A new analysis of parental perceptions comes as the introduction of vaccines for older children is noticeably slowing down. To date, only 40 percent of children aged 5 to 11 have been vaccinated. In a new survey, 37 percent of parents said they “definitely would not” get their child in that age group vaccinated against Covid.
Parents’ main concerns were related to the potential side effects of the vaccine, its relative novelty, and the lack of sufficient research. Many parents have said they are willing to let their children take the risk of contracting Covid rather than receive a vaccine to prevent it.
Child vaccination experts said they were alarmed by parental hesitation at a time when Covid cases are on the rise again and are expected to worsen during the colder months, as new and potentially more dangerous variants of the coronavirus remain possible.
While the vast majority of children who get Covid get over it easily, “some kids get very, very sick from it and some die,” said Patricia A. Stinchfield, president of the National Infectious Diseases Foundation. She did not participate in Kaiser’s study.
How a child will live with Covid is unpredictable, Ms. Stinchfield, a nurse practitioner who coordinated the introduction of the vaccine at Children’s Minnesota, a system of children’s hospitals in St. Louis. Paul and Minneapolis. “We don’t have a marker for that,” she said. “Half of the children who become ill with severe Covid are healthy children without any comorbidities. So the idea of saying ‘I’m going to skip this vaccine for my child, we’re not worried about Covid’ is really a risk.”
This latest report is based on an online and telephone survey conducted between June 7 and 17 of 1,847 adults, 471 of whom had a child under the age of 5. The error was plus or minus 3 percentage points for the entire sample and plus or minus 8 percentage points for parents with a child under 5 years old.
Perhaps unsurprisingly, the party split has been particularly stark on child vaccinations: Republican parents are three times more likely than Democratic parents to say they “definitely won’t” vaccinate their child.
Most parents said they found the federal government’s information about a vaccine for their children confusing.
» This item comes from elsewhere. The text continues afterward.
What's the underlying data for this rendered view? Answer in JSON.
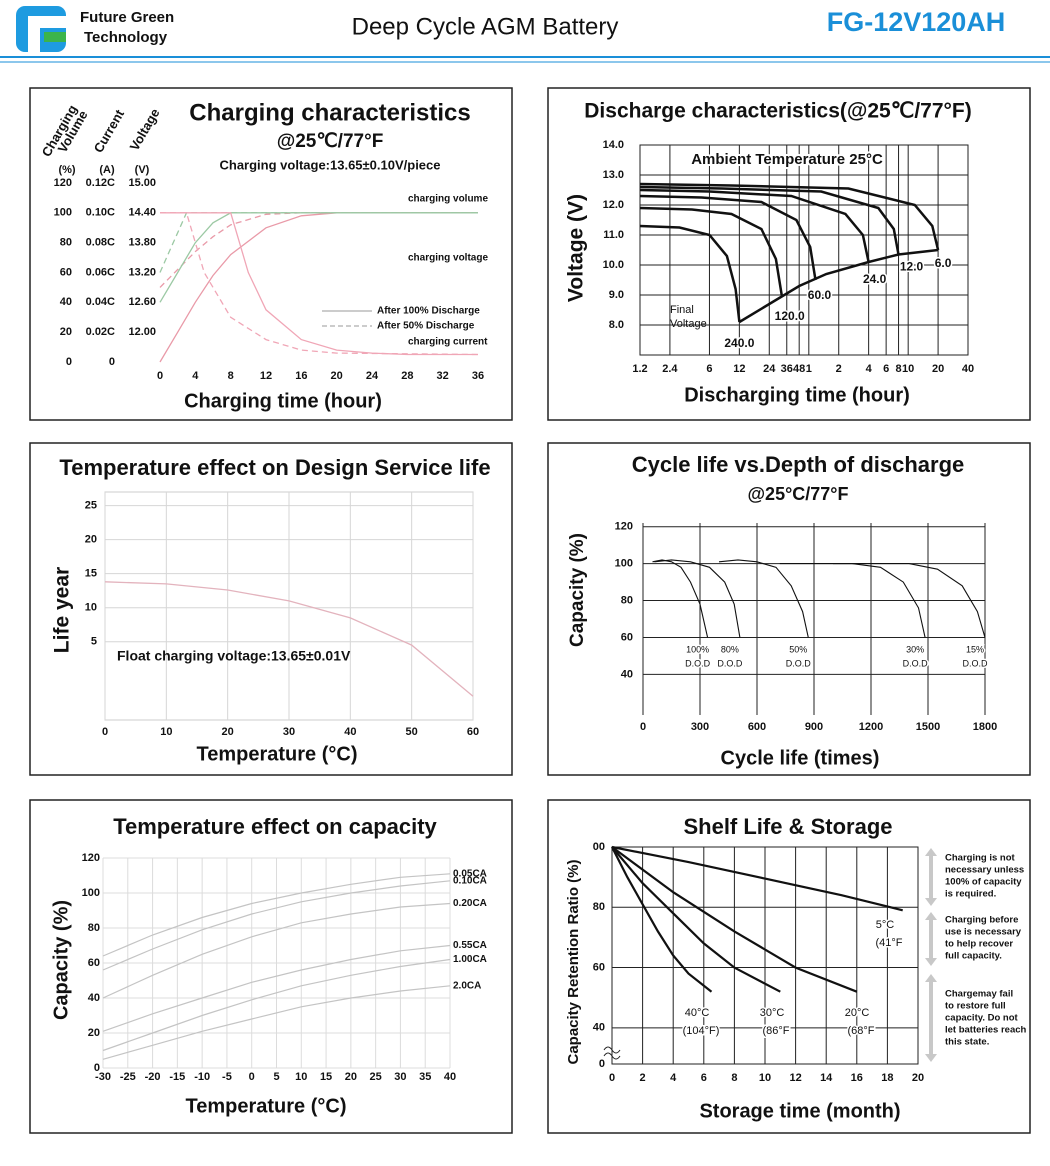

At the same time, 70% said that they had not yet discussed vaccinations with a pediatrician. Only 27 percent of parents who are considering vaccination said they would make an appointment to talk about it.
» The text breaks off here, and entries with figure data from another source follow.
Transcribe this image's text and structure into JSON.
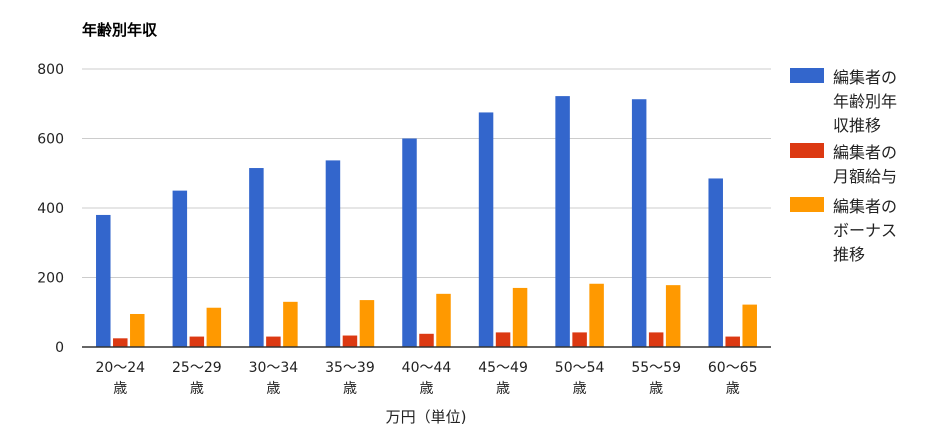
{
  "chart_data": {
    "type": "bar",
    "title": "年齢別年収",
    "xlabel": "万円（単位)",
    "ylabel": "",
    "ylim": [
      0,
      800
    ],
    "yticks": [
      0,
      200,
      400,
      600,
      800
    ],
    "grid": true,
    "legend_position": "right",
    "categories": [
      [
        "20〜24",
        "歳"
      ],
      [
        "25〜29",
        "歳"
      ],
      [
        "30〜34",
        "歳"
      ],
      [
        "35〜39",
        "歳"
      ],
      [
        "40〜44",
        "歳"
      ],
      [
        "45〜49",
        "歳"
      ],
      [
        "50〜54",
        "歳"
      ],
      [
        "55〜59",
        "歳"
      ],
      [
        "60〜65",
        "歳"
      ]
    ],
    "series": [
      {
        "name": [
          "編集者の",
          "年齢別年",
          "収推移"
        ],
        "color": "#3366cc",
        "values": [
          380,
          450,
          515,
          537,
          600,
          675,
          722,
          713,
          485
        ]
      },
      {
        "name": [
          "編集者の",
          "月額給与"
        ],
        "color": "#dc3912",
        "values": [
          25,
          30,
          30,
          33,
          38,
          42,
          42,
          42,
          30
        ]
      },
      {
        "name": [
          "編集者の",
          "ボーナス",
          "推移"
        ],
        "color": "#ff9900",
        "values": [
          95,
          113,
          130,
          135,
          153,
          170,
          182,
          178,
          122
        ]
      }
    ]
  }
}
Parents who may be predisposed to having their children vaccinated against Covid said the lack of access was a major barrier, with concerns expressed more by black and Hispanic parents than by white parents. About 44 percent of black parents are worried that they will have to take time off from work to get their children vaccinated or take care of them if their children develop side effects. Among Hispanic parents of young children, 45 percent said they were worried about finding a reliable place to get vaccinated, and about a third feared they would have to pay for it.
Mrs. Stinchfield said she understands their concerns: her own daughter was forced to quit her job to vaccinate her mistress. Stinchfield’s grandchildren, 1 and 3 years old. Stinchfield went with them to the clinic. “Message to clinics: Make the vaccine available for children in the evenings and weekends,” she said.
Did her grandchildren have side effects? Well, miss. Stinchfield said with a chuckle. “They felt so good that we put them in a small paddling pool,” she said. “And now my granddaughter has a band-aid tan from a band-aid shot in her leg.”